Justin Trudeau’nun İstifasının Ardından Carney Göreve Başladı
Kanada’nın uzun süredir başbakanlık görevini sürdüren Justin Trudeau’nun istifasının ardından, Mark Carney Kanada’nın yeni lideri olarak göreve başlamıştır. Yemin ederek göreve başlamasının hemen ardından gazetecilere açıklamalarda bulunan Carney, önemli bir konuya değindi. ABD Başkanı Donald Trump’ın Kanada’yı ABD’nin 51. eyaleti olarak görme teklifine karşı kesin bir tavır sergileyerek, bu teklifin kabul edilemeyeceğini ifade etti. Carney, “Şahsen ben açık sözlüydüm ve bu konuda geri adım atmam,” diyerek tüm ülkeye bir mesaj gönderdi.
ABD Dışişleri Bakanı Rubio’nun Yorumuna Sert Tepki
ABD Dışişleri Bakanı Marco Rubio’nun, Kanada’nın ABD’nin 51. eyaleti olması durumunun ekonomik açıdan daha iyi olacağına dair söylemlerine de yanıt veren Carney, “Çılgınca.
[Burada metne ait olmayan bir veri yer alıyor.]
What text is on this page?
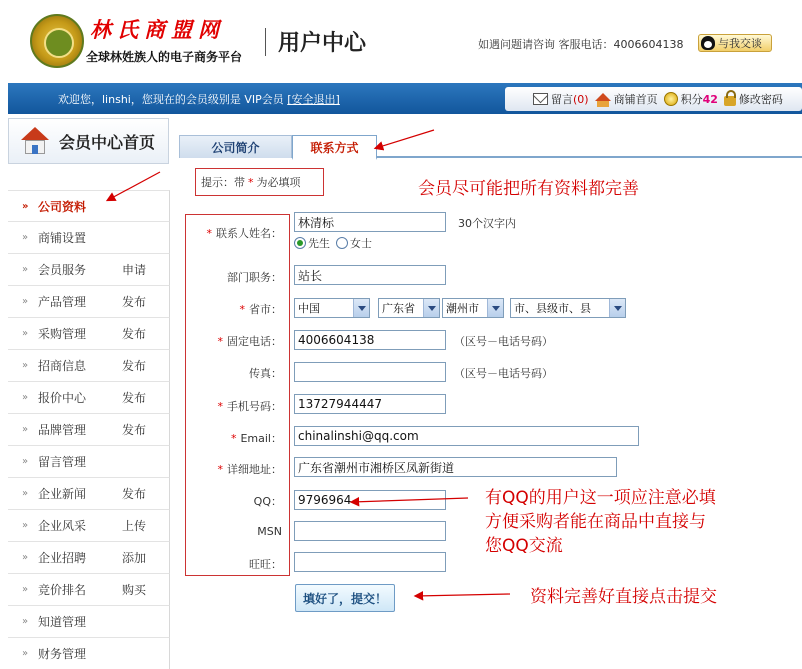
林氏商盟网
全球林姓族人的电子商务平台
用户中心	如遇问题请咨询 客服电话：4006604138	与我交谈
欢迎您，linshi，您现在的会员级别是 VIP会员 [安全退出]	留言 (0) 商铺首页 积分 42 修改密码
会员中心首页
» 公司资料
» 商铺设置
» 会员服务	申请
» 产品管理	发布
» 采购管理	发布
» 招商信息	发布
» 报价中心	发布
» 品牌管理	发布
» 留言管理
» 企业新闻	发布
» 企业风采	上传
» 企业招聘	添加
» 竞价排名	购买
» 知道管理
» 财务管理
公司简介	联系方式
提示：带 * 为必填项	会员尽可能把所有资料都完善
有QQ的用户这一项应注意必填
方便采购者能在商品中直接与
您QQ交流
资料完善好直接点击提交
* 联系人姓名：
林清标
30个汉字内
先生 女士
部门职务：
站长
* 省市： 中国	广东省	潮州市	市、县级市、县
* 固定电话：
4006604138	（区号－电话号码）
传真：	（区号－电话号码）
* 手机号码：
13727944447
* Email：
chinalinshi@qq.com
* 详细地址：
广东省潮州市湘桥区凤新街道
QQ：
9796964
MSN
旺旺：
填好了，提交！
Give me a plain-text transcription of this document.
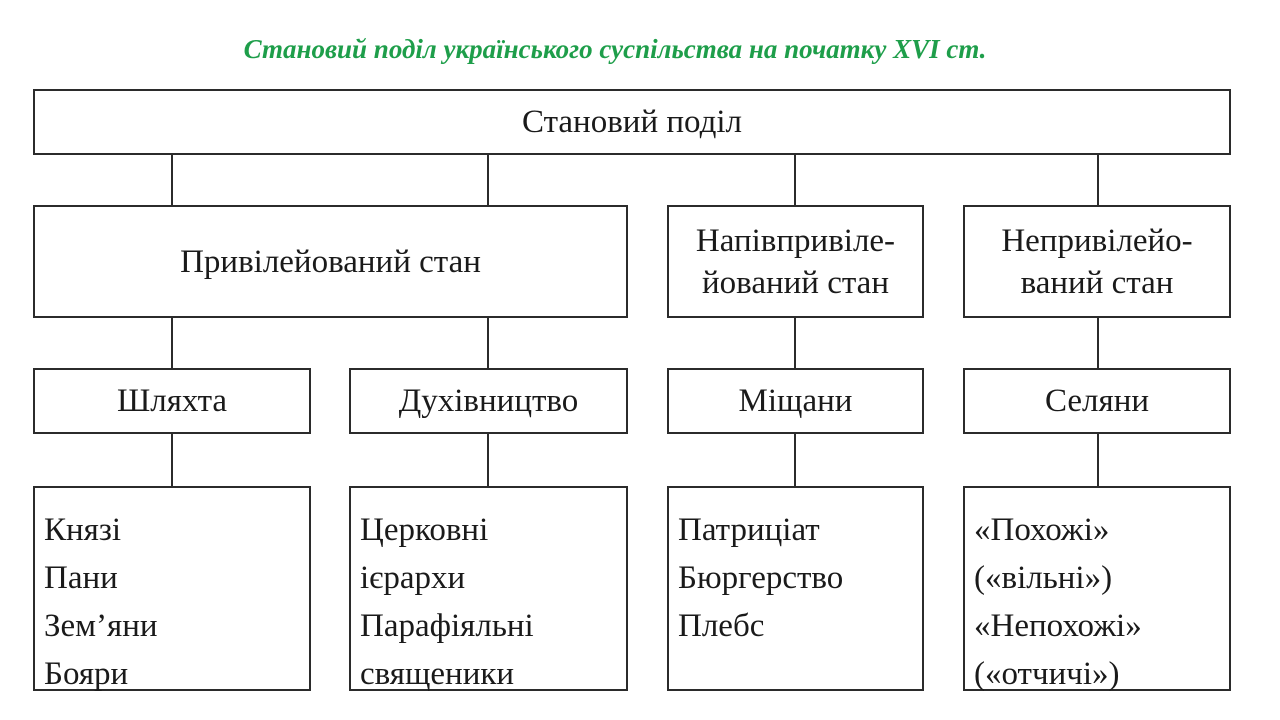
Становий поділ українського суспільства на початку XVI ст.
Становий поділ
Привілейований стан
Напівпривіле-
йований стан
Непривілейо-
ваний стан
Шляхта	Духівництво	Міщани	Селяни
Князі
Пани
Зем’яни
Бояри
Церковні
ієрархи
Парафіяльні
священики
Патриціат
Бюргерство
Плебс
«Похожі»
(«вільні»)
«Непохожі»
(«отчичі»)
Çok basit. Söyleyebileceğiniz tek şey bu,” şeklinde tepkisini dile getirdi. Carney, Kanada’nın bağımsızlık ve özgürlük anlayışının her zaman ön planda olduğunu vurguladı. Kanada’nın ekonomisinin güçlü olduğunu ve ülkenin bağımsızlık ilkesine sıkı sıkıya bağlı kalacağını belirtti.
Başkan Trump ile İletişim Beklentisi
Carney, ABD Başkanı Donald Trump ile iletişim kurmayı dört gözle beklediğini belirtti. Trump ile özel sektördeki deneyimlerinden ve geçmişteki G20 ve G7 toplantılarındaki işbirliklerinden bahseden Carney, başarılı bir işbirliği için saygılı bir yaklaşım sergileyeceğini belirtti. “Başkan Trump ve ben bazı ortak deneyimlere sahibiz,” dedi. Ancak Carney, Trump ile görüşmek üzere ABD’ye gitmeyi planlamadığını da sözlerine ekledi.
Fransa ve İngiltere’ye İlk Yurt Dışı Seyahati
Kanada’nın yeni başbakanı Mark Carney, göreve başlar başlamaz ilk yurt dışı seyahatine de plan yapmaya başladı. Carney, Fransa ve İngiltere’yi ziyaret edeceğini belirtti. Bu seyahatin Kanada’nın uluslararası ilişkilerindeki yeni dönemi başlatması açısından büyük bir öneme sahip olduğu düşünülüyor.